En 1907 Jones à rendu visite à Jung à Zürich. Jones n'avait pas encore rencontré Freud, mais ayant bien étudié ses écrits, il pratiquait la technique psychanalytique avec ses patients à Londres depuis la fin de l'année 1906. C'était Jones qui avait suggéré à Jung d'organiser une rencontre internationale pour réunir les collègues, provenant de pays étrangers, pour discuter de leur intérêt commun dans la psychanalyse. L'on pourrait donc dire, en vertu de cela, que Jones a bien été le premier à donner l'idée qui a ensuite mené à la naissance de l'API. Freud a accueilli la proposition et a lui même choisi la ville de Salzburg en termes de meilleur choix pour la rencontre à venir.

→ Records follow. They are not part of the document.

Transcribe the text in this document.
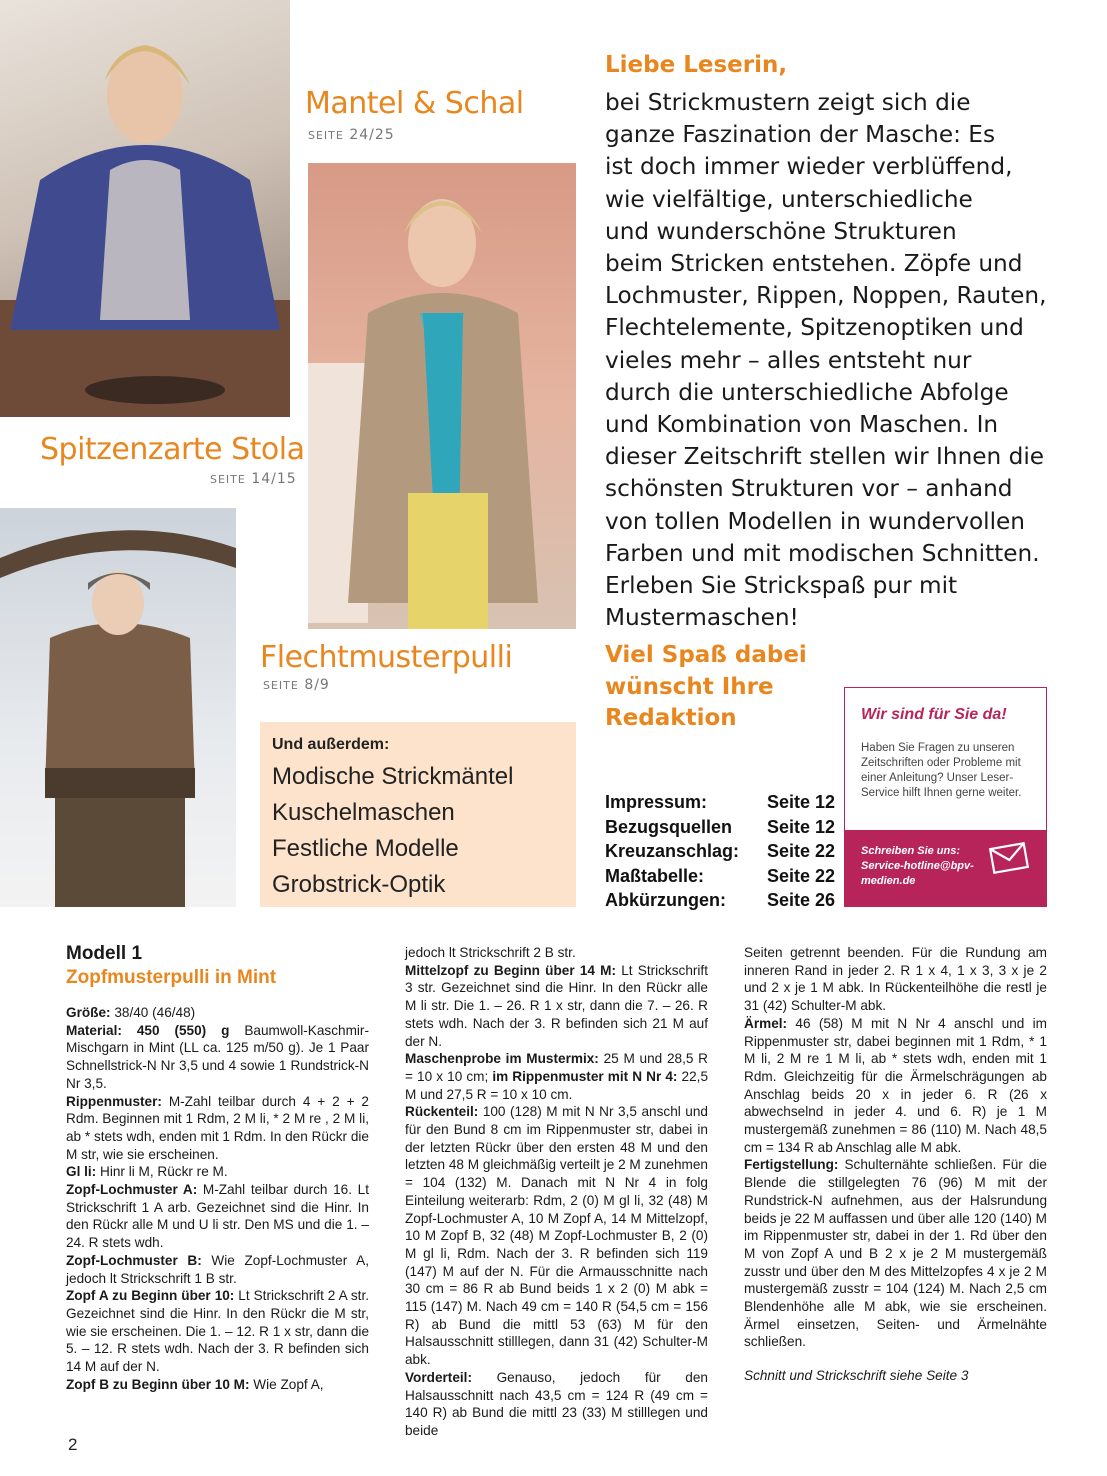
Mantel & Schal
SEITE 24/25
Spitzenzarte Stola
SEITE 14/15
Flechtmusterpulli
SEITE 8/9
Liebe Leserin,
bei Strickmustern zeigt sich die
ganze Faszination der Masche: Es
ist doch immer wieder verblüffend,
wie vielfältige, unterschiedliche
und wunderschöne Strukturen
beim Stricken entstehen. Zöpfe und
Lochmuster, Rippen, Noppen, Rauten,
Flechtelemente, Spitzenoptiken und
vieles mehr – alles entsteht nur
durch die unterschiedliche Abfolge
und Kombination von Maschen. In
dieser Zeitschrift stellen wir Ihnen die
schönsten Strukturen vor – anhand
von tollen Modellen in wundervollen
Farben und mit modischen Schnitten.
Erleben Sie Strickspaß pur mit
Mustermaschen!
Viel Spaß dabei
wünscht Ihre
Redaktion
Und außerdem:
Modische Strickmäntel
Kuschelmaschen
Festliche Modelle
Grobstrick-Optik
Impressum:	Seite 12
Bezugsquellen Seite 12
Kreuzanschlag: Seite 22
Maßtabelle:	Seite 22
Abkürzungen: Seite 26
Wir sind für Sie da!
Haben Sie Fragen zu unseren Zeitschriften oder Probleme mit einer Anleitung? Unser Leser-Service hilft Ihnen gerne weiter.
Schreiben Sie uns:
Service-hotline@bpv-medien.de
Modell 1
Zopfmusterpulli in Mint
Größe: 38/40 (46/48)
Material: 450 (550) g Baumwoll-Kaschmir-Mischgarn in Mint (LL ca. 125 m/50 g). Je 1 Paar Schnellstrick-N Nr 3,5 und 4 sowie 1 Rundstrick-N Nr 3,5.
Rippenmuster: M-Zahl teilbar durch 4 + 2 + 2 Rdm. Beginnen mit 1 Rdm, 2 M li, * 2 M re , 2 M li, ab * stets wdh, enden mit 1 Rdm. In den Rückr die M str, wie sie erscheinen.
Gl li: Hinr li M, Rückr re M.
Zopf-Lochmuster A: M-Zahl teilbar durch 16. Lt Strickschrift 1 A arb. Gezeichnet sind die Hinr. In den Rückr alle M und U li str. Den MS und die 1. – 24. R stets wdh.
Zopf-Lochmuster B: Wie Zopf-Lochmuster A, jedoch lt Strickschrift 1 B str.
Zopf A zu Beginn über 10: Lt Strickschrift 2 A str. Gezeichnet sind die Hinr. In den Rückr die M str, wie sie erscheinen. Die 1. – 12. R 1 x str, dann die 5. – 12. R stets wdh. Nach der 3. R befinden sich 14 M auf der N.
Zopf B zu Beginn über 10 M: Wie Zopf A,
jedoch lt Strickschrift 2 B str.
Mittelzopf zu Beginn über 14 M: Lt Strickschrift 3 str. Gezeichnet sind die Hinr. In den Rückr alle M li str. Die 1. – 26. R 1 x str, dann die 7. – 26. R stets wdh. Nach der 3. R befinden sich 21 M auf der N.
Maschenprobe im Mustermix: 25 M und 28,5 R = 10 x 10 cm; im Rippenmuster mit N Nr 4: 22,5 M und 27,5 R = 10 x 10 cm.
Rückenteil: 100 (128) M mit N Nr 3,5 anschl und für den Bund 8 cm im Rippenmuster str, dabei in der letzten Rückr über den ersten 48 M und den letzten 48 M gleichmäßig verteilt je 2 M zunehmen = 104 (132) M. Danach mit N Nr 4 in folg Einteilung weiterarb: Rdm, 2 (0) M gl li, 32 (48) M Zopf-Lochmuster A, 10 M Zopf A, 14 M Mittelzopf, 10 M Zopf B, 32 (48) M Zopf-Lochmuster B, 2 (0) M gl li, Rdm. Nach der 3. R befinden sich 119 (147) M auf der N. Für die Armausschnitte nach 30 cm = 86 R ab Bund beids 1 x 2 (0) M abk = 115 (147) M. Nach 49 cm = 140 R (54,5 cm = 156 R) ab Bund die mittl 53 (63) M für den Halsausschnitt stilllegen, dann 31 (42) Schulter-M abk.
Vorderteil: Genauso, jedoch für den Halsausschnitt nach 43,5 cm = 124 R (49 cm = 140 R) ab Bund die mittl 23 (33) M stilllegen und beide
Seiten getrennt beenden. Für die Rundung am inneren Rand in jeder 2. R 1 x 4, 1 x 3, 3 x je 2 und 2 x je 1 M abk. In Rückenteilhöhe die restl je 31 (42) Schulter-M abk.
Ärmel: 46 (58) M mit N Nr 4 anschl und im Rippenmuster str, dabei beginnen mit 1 Rdm, * 1 M li, 2 M re 1 M li, ab * stets wdh, enden mit 1 Rdm. Gleichzeitig für die Ärmelschrägungen ab Anschlag beids 20 x in jeder 6. R (26 x abwechselnd in jeder 4. und 6. R) je 1 M mustergemäß zunehmen = 86 (110) M. Nach 48,5 cm = 134 R ab Anschlag alle M abk.
Fertigstellung: Schulternähte schließen. Für die Blende die stillgelegten 76 (96) M mit der Rundstrick-N aufnehmen, aus der Halsrundung beids je 22 M auffassen und über alle 120 (140) M im Rippenmuster str, dabei in der 1. Rd über den M von Zopf A und B 2 x je 2 M mustergemäß zusstr und über den M des Mittelzopfes 4 x je 2 M mustergemäß zusstr = 104 (124) M. Nach 2,5 cm Blendenhöhe alle M abk, wie sie erscheinen. Ärmel einsetzen, Seiten- und Ärmelnähte schließen.
Schnitt und Strickschrift siehe Seite 3
2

Jones aurait préféré que son titre soit : « Le congrès psychanalytique international » mais Jung a préféré le nommer « Le premier congrès pour la Psychologie de Freud ». Cependant, cette rencontre très informelle est maintenant considérée comme étant le premier Congrès Psychanalytique International, même si l'association internationale n'avait pas été encore fondée.

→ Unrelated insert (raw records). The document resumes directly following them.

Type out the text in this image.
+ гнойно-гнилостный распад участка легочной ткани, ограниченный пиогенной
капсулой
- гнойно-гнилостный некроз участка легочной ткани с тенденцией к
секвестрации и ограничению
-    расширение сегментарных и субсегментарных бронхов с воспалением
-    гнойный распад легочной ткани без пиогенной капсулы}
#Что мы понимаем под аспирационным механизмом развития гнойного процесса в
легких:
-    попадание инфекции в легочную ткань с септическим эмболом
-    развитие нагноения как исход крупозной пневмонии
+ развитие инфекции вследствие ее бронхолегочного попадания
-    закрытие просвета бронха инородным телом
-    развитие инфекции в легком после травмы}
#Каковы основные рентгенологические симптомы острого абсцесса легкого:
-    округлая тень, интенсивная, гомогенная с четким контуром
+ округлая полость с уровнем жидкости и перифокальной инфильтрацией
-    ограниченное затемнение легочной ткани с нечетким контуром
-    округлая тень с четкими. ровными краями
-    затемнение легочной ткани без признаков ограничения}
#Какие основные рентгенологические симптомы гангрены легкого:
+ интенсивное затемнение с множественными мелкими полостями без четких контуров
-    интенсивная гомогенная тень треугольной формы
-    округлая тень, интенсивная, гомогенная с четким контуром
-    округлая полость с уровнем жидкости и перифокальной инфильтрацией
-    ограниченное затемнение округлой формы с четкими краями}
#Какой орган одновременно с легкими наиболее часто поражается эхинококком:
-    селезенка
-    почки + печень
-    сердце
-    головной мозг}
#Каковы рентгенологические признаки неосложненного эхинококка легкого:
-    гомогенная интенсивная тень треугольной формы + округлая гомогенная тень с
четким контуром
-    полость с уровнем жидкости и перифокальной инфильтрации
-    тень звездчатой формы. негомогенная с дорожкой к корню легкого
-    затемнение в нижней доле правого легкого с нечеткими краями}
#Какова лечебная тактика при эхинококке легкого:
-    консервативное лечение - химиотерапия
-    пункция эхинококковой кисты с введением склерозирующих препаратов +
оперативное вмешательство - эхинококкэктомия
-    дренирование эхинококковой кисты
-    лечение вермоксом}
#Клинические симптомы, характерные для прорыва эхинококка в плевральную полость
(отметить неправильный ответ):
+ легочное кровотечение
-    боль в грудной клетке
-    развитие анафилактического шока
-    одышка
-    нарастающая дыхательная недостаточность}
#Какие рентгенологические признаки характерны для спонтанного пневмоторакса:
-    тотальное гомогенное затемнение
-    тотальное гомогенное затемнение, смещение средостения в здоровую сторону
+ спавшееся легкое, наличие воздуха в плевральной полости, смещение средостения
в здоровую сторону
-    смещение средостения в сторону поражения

C'est à l'occasion de cette rencontre à Salzburg, le 27 avril 1908, que l'idée d'une association internationale a été discutée et approuvée. A part cette décision mémorable, l'évènement le plus marquant à Salzbourg a été la présentation de l'homme aux rats par Freud, laquelle a suscité tant d'intérêt qu'il a été persuadé de la continuer encore pendant plus de quatre heures. Le prochain congrès a eu lieu à Nurembourg en mars 1910 au courant duquel l'association psychanalytique internationale a été fondée. Freud avait rencontré Ferenczi uniquement pendant une courte période avant le congrès de Salzbourg, mais leur amitié a murit rapidement. Après Salzbourg, Freud a demandé à Ferenczi de faire des propositions visant à mieux rapprocher les analystes du monde entier dans un lien à définir. Ce que fit Ferenczi à Nurembourrg. Il insista sur la nomination de Jung en qualité de Président de la nouvelle association et sur Zurich pour son lieu officiel. Freud était également d'accord sur l'importance de ces deux propositions, pour des raisons différentes. En premier lieu, il avait une très grande opinion de Jung. Pendant au moins un an, il a considéré Jung comme son fils spirituel auquel le futur de la psychanalyse pourrait être transmis en toute confiance. Freud pensait également qu'il était extrèmement important que la psychanalyse ne soit plus identifiée à Vienne, dans l'esprit du public, et qu'elle ne soit pas non plus spécifiquement comme étant quelquechose de juif. Et donc Jung, Suisse et respectable, semblait admirablement adapté au rôle de leader et fût élu premier Président de l'API, le bureau central étant à Zurich et lieu de résidence de son Président.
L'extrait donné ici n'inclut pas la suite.